Kim Hyun berdiri di mulut gang, menyaksikan pemandangan kejam itu. Lima anggota CSB, semuanya tampak mengenakan jaket yang mengindikasikan mereka berasal dari klub-klub seni bela diri yang berbeda, mengelilingi seorang siswi yang ketakutan.
Pria Botak Licin yang memimpin, yang terlihat mengenakan jaket tim Boxing, mencengkeram erat pergelangan tangan siswi itu. Wajahnya dipenuhi minyak dan keringat.
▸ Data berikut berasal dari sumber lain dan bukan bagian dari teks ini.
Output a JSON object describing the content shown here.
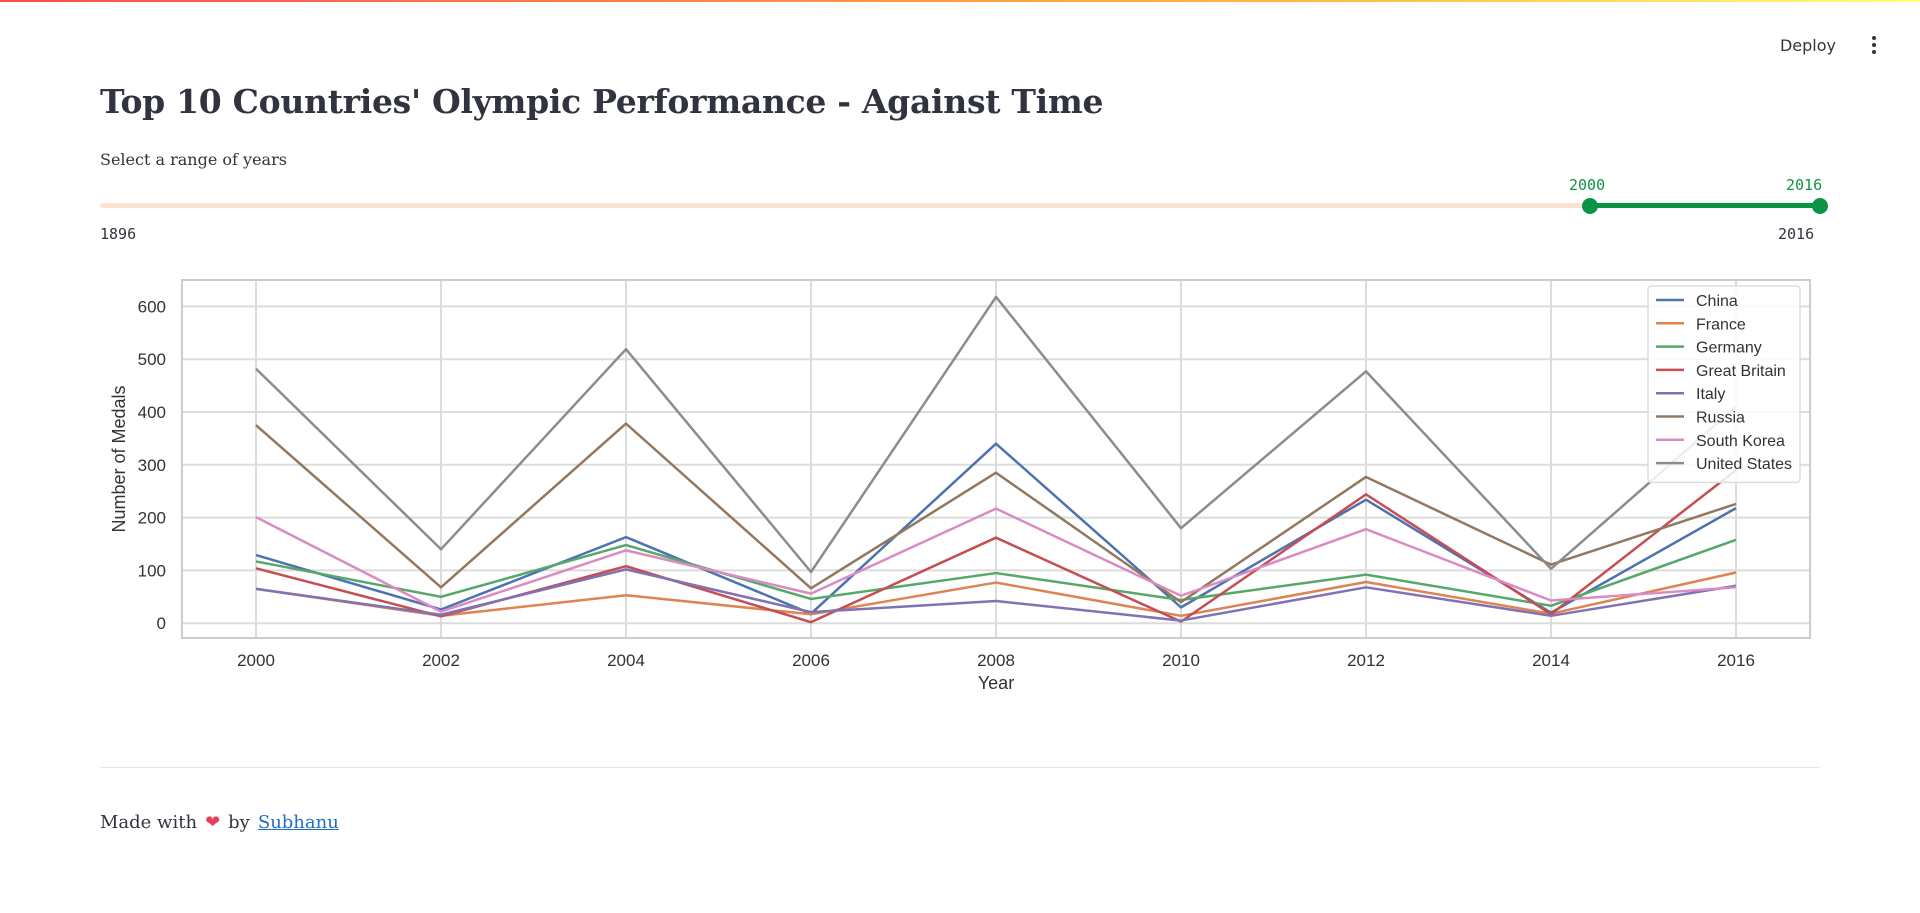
{
  "header": {
    "deploy_label": "Deploy",
    "menu_icon": "more-vertical-icon"
  },
  "page": {
    "title": "Top 10 Countries' Olympic Performance - Against Time"
  },
  "slider": {
    "label": "Select a range of years",
    "min": "1896",
    "max": "2016",
    "selected_min": "2000",
    "selected_max": "2016",
    "accent_color": "#0b9444",
    "track_color": "#fde3d2"
  },
  "chart_data": {
    "type": "line",
    "title": "",
    "xlabel": "Year",
    "ylabel": "Number of Medals",
    "x": [
      2000,
      2002,
      2004,
      2006,
      2008,
      2010,
      2012,
      2014,
      2016
    ],
    "xlim": [
      1999.2,
      2016.8
    ],
    "ylim": [
      -28,
      650
    ],
    "yticks": [
      0,
      100,
      200,
      300,
      400,
      500,
      600
    ],
    "grid": true,
    "legend_position": "top-right",
    "series": [
      {
        "name": "China",
        "color": "#4c72b0",
        "values": [
          129,
          26,
          163,
          18,
          340,
          30,
          234,
          20,
          218
        ]
      },
      {
        "name": "France",
        "color": "#dd8452",
        "values": [
          65,
          14,
          53,
          17,
          77,
          14,
          78,
          18,
          96
        ]
      },
      {
        "name": "Germany",
        "color": "#55a868",
        "values": [
          117,
          50,
          148,
          46,
          95,
          44,
          92,
          33,
          158
        ]
      },
      {
        "name": "Great Britain",
        "color": "#c44e52",
        "values": [
          104,
          13,
          108,
          2,
          162,
          3,
          244,
          17,
          290
        ]
      },
      {
        "name": "Italy",
        "color": "#8172b3",
        "values": [
          65,
          16,
          102,
          21,
          42,
          5,
          68,
          14,
          71
        ]
      },
      {
        "name": "Russia",
        "color": "#937860",
        "values": [
          375,
          68,
          378,
          66,
          285,
          40,
          277,
          111,
          226
        ]
      },
      {
        "name": "South Korea",
        "color": "#da8bc3",
        "values": [
          201,
          22,
          138,
          56,
          217,
          52,
          178,
          43,
          68
        ]
      },
      {
        "name": "United States",
        "color": "#8c8c8c",
        "values": [
          482,
          140,
          519,
          97,
          618,
          180,
          477,
          103,
          410
        ]
      }
    ]
  },
  "footer": {
    "made_with": "Made with",
    "by": "by",
    "author": "Subhanu",
    "heart_icon": "heart-icon"
  }
}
"Dengar, Nona Manis," bujuk si Botak, suaranya dipenuhi ancaman terselubung. "Kami bukan orang jahat. Kami hanya ingin berkaraoke. Kau tahu, bersenang-senang sebentar. Malam ini kau akan aman, kami janji. Anggap saja ini sebagai penghormatan karena bertemu dengan Raja Jalanan dari CSB."
Siswi itu, yang seragamnya sedikit kusut dan wajahnya basah oleh air mata, menggeleng keras.
"Tidak! Aku tidak mau! Aku harus pulang sekarang! Lepaskan aku!" rintihnya, mencoba melepaskan cengkeraman.
Anggota geng lain, seorang pria tinggi dengan gigi kelinci dan bekas luka di alis, tertawa. "Ayolah, kami tidak akan menyakitimu, kecuali kalau kau membuat kami marah. Kau mau membuat kami marah, Nona?"
Si Botak mengencangkan cengkeramannya. "Kau harus mengerti. Orang-orang sepertimu seharusnya bersyukur kami memilihmu. Jangan buang-buang waktu kami!"
Siswi itu tiba-tiba mengumpulkan keberanian, matanya yang marah menatap lurus ke wajah si Botak.
"Aku lebih baik mati daripada pergi bersama sampah sepertimu!" bentaknya. Ia kemudian mengarahkan penghinaan yang paling menyakitkan, bernada komedi pahit. "Dan kau! Lihatlah kepalamu! Botak licin dan mengkilap! Kau tampak seperti bola billiard yang dilewati air got! Kau pikir kau bisa menakutiku?"
Senyum si Botak seketika lenyap, digantikan oleh ekspresi murka yang mengerikan. Hinaan tentang kepalanya adalah titik terlemahnya. Empat temannya langsung terdiam.
"Kau... Kau Berani ..." geram si Botak, urat di lehernya menonjol.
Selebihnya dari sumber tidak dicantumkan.